"
So saying I flung the book and struck him a blow on the breast which
sent him reeling back against the rock. And off I went among the
bracken, thanking God for this peril escaped.
As I have often proved many a time since, the road to safety lies often
on the side of danger. Most of the fugitives had made for the hills in
an opposite direction to that towards which the sentinel had pointed. I
went the other way, and hid myself under a broad flat rock near the
roadside, guessing that no one would ever look for lurkers there.
And in so doing I was able to discover what the others would have given
something to be sure of:--that the sentinel's alarm had been a false one
altogether, and that what he took for soldiers was no more than a party
of revellers returning from a harvest dance in high good spirits along
the road. I even recognised some of the familiar faces I had known at
Fanad in the old days, and was sorely tempted to claim acquaintance.
But prudence forbade. As sure as daylight came no effort would be
spared to hunt me down. For had I not the secret of this society in my
own hands, down to the very list of its members? A word from me could
smoke them in their holes like rats in a drain. It was not likely I
should be allowed to remain at large; and when caught next time, I might
promise myself no such good luck as had befallen me to-night.
So I lay low till the road was clear, and then struck north for Fanad,
where I knew nooks and crannies enough to keep me hid, if need be, for a
month to come.
For a week I lodged uncomfortably enough in one of the deep caves that
pierce the coast, which at high tide was unapproachable except by
swimming, and at low so piled up with sea-weed at its mouth as to seem
only a mere hole in the cliff.

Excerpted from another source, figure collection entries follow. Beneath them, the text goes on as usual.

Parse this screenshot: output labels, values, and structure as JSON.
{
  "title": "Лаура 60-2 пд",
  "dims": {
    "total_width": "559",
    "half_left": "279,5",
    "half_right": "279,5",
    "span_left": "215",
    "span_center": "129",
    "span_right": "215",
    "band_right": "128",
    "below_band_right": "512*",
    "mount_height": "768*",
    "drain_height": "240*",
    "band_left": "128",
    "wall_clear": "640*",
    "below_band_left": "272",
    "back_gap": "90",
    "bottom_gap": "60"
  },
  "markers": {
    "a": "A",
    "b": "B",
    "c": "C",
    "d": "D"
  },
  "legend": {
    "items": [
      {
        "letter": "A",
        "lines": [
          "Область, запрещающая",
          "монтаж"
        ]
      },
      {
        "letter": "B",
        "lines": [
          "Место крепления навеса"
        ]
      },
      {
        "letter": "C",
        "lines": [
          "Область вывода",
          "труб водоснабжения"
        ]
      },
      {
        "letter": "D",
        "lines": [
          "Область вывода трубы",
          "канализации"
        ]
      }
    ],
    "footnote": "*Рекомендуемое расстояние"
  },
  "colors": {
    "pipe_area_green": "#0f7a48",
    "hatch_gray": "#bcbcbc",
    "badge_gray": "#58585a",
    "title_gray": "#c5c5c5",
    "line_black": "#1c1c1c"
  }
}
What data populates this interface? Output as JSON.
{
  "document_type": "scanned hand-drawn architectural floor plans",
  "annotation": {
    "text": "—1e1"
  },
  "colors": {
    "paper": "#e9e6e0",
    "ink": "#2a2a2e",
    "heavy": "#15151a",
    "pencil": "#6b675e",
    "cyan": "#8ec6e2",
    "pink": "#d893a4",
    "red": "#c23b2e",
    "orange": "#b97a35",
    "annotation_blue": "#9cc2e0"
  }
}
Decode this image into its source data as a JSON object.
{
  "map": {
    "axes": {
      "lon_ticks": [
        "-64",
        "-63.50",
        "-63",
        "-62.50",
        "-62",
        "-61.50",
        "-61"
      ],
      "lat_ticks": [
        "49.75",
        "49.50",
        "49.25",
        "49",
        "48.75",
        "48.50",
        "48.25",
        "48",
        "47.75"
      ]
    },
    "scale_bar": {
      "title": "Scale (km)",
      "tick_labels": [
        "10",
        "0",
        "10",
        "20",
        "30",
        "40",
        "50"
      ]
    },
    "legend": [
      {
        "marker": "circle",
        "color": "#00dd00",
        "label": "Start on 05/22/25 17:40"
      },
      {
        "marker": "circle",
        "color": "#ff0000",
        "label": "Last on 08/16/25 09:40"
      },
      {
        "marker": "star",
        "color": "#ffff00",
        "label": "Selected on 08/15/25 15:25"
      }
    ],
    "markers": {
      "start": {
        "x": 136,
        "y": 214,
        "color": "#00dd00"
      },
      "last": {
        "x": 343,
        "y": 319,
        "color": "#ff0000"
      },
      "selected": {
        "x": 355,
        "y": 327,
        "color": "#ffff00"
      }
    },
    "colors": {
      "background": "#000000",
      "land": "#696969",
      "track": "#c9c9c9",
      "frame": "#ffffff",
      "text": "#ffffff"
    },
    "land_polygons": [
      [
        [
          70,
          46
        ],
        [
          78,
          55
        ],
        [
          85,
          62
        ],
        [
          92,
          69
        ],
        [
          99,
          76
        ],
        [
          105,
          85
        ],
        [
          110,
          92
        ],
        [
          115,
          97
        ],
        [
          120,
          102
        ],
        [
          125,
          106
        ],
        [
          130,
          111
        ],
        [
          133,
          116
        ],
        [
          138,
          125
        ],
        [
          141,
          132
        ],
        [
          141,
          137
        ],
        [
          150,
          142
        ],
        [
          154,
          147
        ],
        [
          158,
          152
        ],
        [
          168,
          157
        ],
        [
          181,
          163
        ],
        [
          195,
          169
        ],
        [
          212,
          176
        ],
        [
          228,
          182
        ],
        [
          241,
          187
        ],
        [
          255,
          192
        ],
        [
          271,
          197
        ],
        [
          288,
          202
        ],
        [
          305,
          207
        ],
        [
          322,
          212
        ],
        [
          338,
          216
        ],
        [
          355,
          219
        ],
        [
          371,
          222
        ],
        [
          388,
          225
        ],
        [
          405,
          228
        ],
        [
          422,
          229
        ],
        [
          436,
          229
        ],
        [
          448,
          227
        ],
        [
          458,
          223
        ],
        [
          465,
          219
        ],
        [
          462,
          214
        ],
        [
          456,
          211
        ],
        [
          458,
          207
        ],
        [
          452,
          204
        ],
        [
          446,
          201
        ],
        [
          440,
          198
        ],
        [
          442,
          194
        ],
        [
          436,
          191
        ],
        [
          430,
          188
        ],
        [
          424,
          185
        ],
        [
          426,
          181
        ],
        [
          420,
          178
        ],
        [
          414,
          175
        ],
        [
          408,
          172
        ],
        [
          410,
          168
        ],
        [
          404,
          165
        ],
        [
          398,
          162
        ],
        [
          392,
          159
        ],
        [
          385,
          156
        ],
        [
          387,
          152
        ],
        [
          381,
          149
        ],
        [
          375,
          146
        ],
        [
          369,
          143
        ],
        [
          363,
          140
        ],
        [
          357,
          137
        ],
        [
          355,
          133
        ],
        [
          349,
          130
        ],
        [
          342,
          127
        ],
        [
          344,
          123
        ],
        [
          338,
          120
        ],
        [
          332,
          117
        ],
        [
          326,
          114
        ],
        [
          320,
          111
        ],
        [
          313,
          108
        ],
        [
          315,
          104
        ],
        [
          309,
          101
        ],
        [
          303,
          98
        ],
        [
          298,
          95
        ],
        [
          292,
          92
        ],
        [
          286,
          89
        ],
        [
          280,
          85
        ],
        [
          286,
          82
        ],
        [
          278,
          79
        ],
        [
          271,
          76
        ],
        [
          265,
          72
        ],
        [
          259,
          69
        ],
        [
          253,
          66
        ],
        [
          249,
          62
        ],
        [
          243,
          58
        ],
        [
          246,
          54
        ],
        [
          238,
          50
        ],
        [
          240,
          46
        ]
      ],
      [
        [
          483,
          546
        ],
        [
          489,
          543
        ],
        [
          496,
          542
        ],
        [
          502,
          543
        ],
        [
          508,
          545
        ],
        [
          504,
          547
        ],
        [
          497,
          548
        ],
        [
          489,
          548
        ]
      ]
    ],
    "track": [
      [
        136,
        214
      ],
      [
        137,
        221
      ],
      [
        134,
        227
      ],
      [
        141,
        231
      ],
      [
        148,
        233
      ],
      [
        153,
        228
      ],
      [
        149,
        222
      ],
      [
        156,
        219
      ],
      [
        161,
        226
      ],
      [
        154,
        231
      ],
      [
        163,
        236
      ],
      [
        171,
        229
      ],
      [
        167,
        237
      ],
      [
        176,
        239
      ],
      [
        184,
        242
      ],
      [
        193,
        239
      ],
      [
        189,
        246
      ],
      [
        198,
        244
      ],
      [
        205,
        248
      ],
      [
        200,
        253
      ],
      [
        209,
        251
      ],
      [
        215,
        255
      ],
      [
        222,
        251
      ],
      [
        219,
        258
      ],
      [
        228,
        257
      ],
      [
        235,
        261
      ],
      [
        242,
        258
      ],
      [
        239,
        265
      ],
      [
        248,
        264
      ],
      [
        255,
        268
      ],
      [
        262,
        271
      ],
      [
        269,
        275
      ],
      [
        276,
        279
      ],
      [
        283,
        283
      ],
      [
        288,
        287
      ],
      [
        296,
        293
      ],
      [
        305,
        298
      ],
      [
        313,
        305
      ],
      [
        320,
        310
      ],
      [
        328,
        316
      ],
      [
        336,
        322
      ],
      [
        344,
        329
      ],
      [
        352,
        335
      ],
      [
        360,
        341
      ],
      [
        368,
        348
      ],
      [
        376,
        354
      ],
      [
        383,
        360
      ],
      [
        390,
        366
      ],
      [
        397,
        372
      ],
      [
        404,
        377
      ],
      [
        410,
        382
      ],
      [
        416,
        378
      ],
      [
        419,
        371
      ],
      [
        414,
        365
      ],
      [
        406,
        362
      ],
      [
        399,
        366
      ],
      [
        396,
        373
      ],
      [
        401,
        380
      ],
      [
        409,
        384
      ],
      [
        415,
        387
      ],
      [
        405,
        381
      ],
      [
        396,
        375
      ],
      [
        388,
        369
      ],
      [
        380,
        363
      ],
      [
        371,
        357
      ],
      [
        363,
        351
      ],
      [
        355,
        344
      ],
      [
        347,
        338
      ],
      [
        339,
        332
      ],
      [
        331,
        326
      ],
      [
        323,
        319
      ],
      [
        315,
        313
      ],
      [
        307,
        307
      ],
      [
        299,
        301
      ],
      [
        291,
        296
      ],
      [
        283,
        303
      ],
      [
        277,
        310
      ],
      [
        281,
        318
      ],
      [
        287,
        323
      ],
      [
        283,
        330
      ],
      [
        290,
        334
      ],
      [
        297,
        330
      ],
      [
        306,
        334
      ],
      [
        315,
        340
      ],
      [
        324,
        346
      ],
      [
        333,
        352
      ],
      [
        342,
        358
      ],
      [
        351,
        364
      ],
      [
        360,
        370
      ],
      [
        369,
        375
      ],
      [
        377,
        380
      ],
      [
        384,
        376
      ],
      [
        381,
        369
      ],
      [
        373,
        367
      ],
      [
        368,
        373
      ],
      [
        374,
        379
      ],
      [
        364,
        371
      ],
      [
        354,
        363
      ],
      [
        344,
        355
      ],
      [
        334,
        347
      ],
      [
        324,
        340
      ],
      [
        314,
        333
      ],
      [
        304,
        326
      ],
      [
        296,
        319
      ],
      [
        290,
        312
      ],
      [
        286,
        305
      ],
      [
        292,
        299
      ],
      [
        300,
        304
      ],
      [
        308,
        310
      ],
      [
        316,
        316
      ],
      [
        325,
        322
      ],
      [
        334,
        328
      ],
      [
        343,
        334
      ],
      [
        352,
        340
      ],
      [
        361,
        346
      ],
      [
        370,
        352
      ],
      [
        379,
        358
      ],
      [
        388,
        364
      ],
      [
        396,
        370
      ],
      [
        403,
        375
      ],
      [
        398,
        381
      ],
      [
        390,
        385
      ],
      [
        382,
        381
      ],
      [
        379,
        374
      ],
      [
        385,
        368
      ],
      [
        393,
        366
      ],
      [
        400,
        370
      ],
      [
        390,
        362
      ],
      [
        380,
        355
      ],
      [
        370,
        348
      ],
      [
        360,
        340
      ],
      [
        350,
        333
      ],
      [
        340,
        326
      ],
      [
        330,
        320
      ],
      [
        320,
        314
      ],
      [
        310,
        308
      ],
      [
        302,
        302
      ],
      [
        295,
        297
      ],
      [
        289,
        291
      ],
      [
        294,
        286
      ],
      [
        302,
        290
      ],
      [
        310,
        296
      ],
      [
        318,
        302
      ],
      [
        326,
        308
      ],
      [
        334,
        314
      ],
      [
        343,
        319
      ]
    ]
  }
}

Here, on a broad ledge high beyond reach
of the tide, I spent the weary hours, living for the most part on sea-
weed, or a chance crab or lobster, cooked at a fire of bracken or hay,
collected at peril of my life in the upper world.
Once as I peeped out I saw a boat cruising along the shore, and
discovered in one of its crew no other than he who had acted as leader
of the gathering of a week ago. So near did they come that I could even
hear their voices.
"You're wastin' your time, captain, over a spalpeen like that. Sure, if
he's alive he's far enough away by this time."